Reputation: 449
I'm trying add new column headers to a dataframe which may conflict with existing dataframe headers.
I would like to use df.replace(to_replace, replacements, regex=True)
to replace any whole words that match existing df columns with a word from the replacements list.
As an example:
If current df.columns = ['Test 1', 'Test 2']
I would like to replace all strings of 'Test 1' in the df with 'Test 1_Test 1'
If I use:
df.replace(r'\bTest 1\b', 'Test 1_Test1', regex=True)
I can replace just the instances of 'Test 1', however I would like to generalize this to be able to replace all instances of the column headers with a different word.
My understanding of the root cause is I am not generating a list of regex expressions correctly and would like to know how.
Currently I am using:
replace_list = list( r'\b' + pd.Series(list(df.columns)) + '\b')

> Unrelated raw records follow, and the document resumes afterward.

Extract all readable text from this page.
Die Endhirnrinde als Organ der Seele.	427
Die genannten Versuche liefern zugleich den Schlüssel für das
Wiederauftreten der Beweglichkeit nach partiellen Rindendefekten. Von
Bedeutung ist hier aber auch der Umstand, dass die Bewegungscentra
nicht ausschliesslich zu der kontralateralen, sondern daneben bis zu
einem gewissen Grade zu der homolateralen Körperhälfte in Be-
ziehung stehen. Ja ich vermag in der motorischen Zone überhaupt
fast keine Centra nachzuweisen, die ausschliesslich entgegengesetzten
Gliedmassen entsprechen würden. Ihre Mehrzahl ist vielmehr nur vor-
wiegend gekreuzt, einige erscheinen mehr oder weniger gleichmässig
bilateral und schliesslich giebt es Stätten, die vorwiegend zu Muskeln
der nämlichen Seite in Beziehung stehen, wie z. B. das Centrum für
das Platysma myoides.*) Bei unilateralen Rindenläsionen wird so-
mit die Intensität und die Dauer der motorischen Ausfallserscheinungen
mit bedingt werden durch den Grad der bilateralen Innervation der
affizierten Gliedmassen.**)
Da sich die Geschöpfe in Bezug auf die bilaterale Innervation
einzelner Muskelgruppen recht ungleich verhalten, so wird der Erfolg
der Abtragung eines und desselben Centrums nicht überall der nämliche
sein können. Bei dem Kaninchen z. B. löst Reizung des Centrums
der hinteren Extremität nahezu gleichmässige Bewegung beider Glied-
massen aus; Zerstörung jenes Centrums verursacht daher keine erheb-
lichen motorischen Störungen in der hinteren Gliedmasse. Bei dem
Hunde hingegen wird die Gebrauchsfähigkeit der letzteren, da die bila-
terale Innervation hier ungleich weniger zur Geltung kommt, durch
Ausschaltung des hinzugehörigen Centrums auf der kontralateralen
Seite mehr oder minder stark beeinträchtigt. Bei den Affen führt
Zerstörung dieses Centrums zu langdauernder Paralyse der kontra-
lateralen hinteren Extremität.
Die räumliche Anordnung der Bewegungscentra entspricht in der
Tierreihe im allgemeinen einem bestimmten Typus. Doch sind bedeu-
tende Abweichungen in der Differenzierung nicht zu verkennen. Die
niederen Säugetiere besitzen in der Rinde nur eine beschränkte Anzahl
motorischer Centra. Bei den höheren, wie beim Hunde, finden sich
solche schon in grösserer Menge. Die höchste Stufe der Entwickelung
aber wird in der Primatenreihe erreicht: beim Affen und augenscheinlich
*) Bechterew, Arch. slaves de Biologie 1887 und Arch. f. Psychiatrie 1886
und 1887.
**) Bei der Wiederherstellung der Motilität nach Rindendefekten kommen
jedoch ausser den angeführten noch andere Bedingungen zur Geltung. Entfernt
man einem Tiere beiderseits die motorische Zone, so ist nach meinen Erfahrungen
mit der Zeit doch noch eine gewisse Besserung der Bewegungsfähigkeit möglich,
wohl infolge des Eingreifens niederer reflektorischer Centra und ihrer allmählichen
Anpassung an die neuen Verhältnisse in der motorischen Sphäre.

However this does not work.
Any and all help appreciated.
Upvotes: 1
Views: 782
Reputation: 627103
Since the variable you pass to the regex pattern seems to look like word1|word2|more_here
, you may use
r'(?:\b|(?<=_))(?:' + pd.Series(list(df.columns)) + r')(?=\b|_)'
This pattern will match one of the alternatives in between word boundaries or underscores. The reason for the alternations inside the lookbehind and lookahead is that a word boundary by itself requires a non word char on either side of the search word, and that means underscores, being word characters, would fail the match.
Upvotes: 1
Reputation: 9711
If I understood correctly you want to replace the all the values in a column if it matches the header label.
import pandas as pd
import numpy as np
df=pd.DataFrame([['aa','bb','cc','dd','ee'],
['aa','Test2','cc','dd','ee'],
['aa','bb','cc','Test4','ee'],
['aa','bb','cc','dd','ee']])
df.columns=['Test1','Test2','Test3','Test4','Test5']
print df
cols=pd.Series(df.columns)
for col in cols:
replacevalue=col+'_'+col
df[col] =df[col].replace(col,replacevalue)
print df
input
Test1 Test2 Test3 Test4 Test5
0 aa bb cc dd ee
1 aa Test2 cc dd ee
2 aa bb cc Test4 ee
3 aa bb cc dd ee
output
Test1 Test2 Test3 Test4 Test5
0 aa bb cc dd ee
1 aa Test2_Test2 cc dd ee
2 aa bb cc Test4_Test4 ee
3 aa bb cc dd ee
Upvotes: 0
Reputation: 210902
Try to think differently of this task - it's much easier and much much faster to rename the original column names:
In [228]: df
Out[228]:
Test 1 Test 2
0 Will this work Test 2: Is this even legit
1 Test 1: Maybe it will work nope
2 It probably will not work nope
In [229]: df.add_prefix('~~').add_suffix('~~')
Out[229]:
~~Test 1~~ ~~Test 2~~
0 Will this work Test 2: Is this even legit
1 Test 1: Maybe it will work nope
2 It probably will not work nope
Upvotes: 0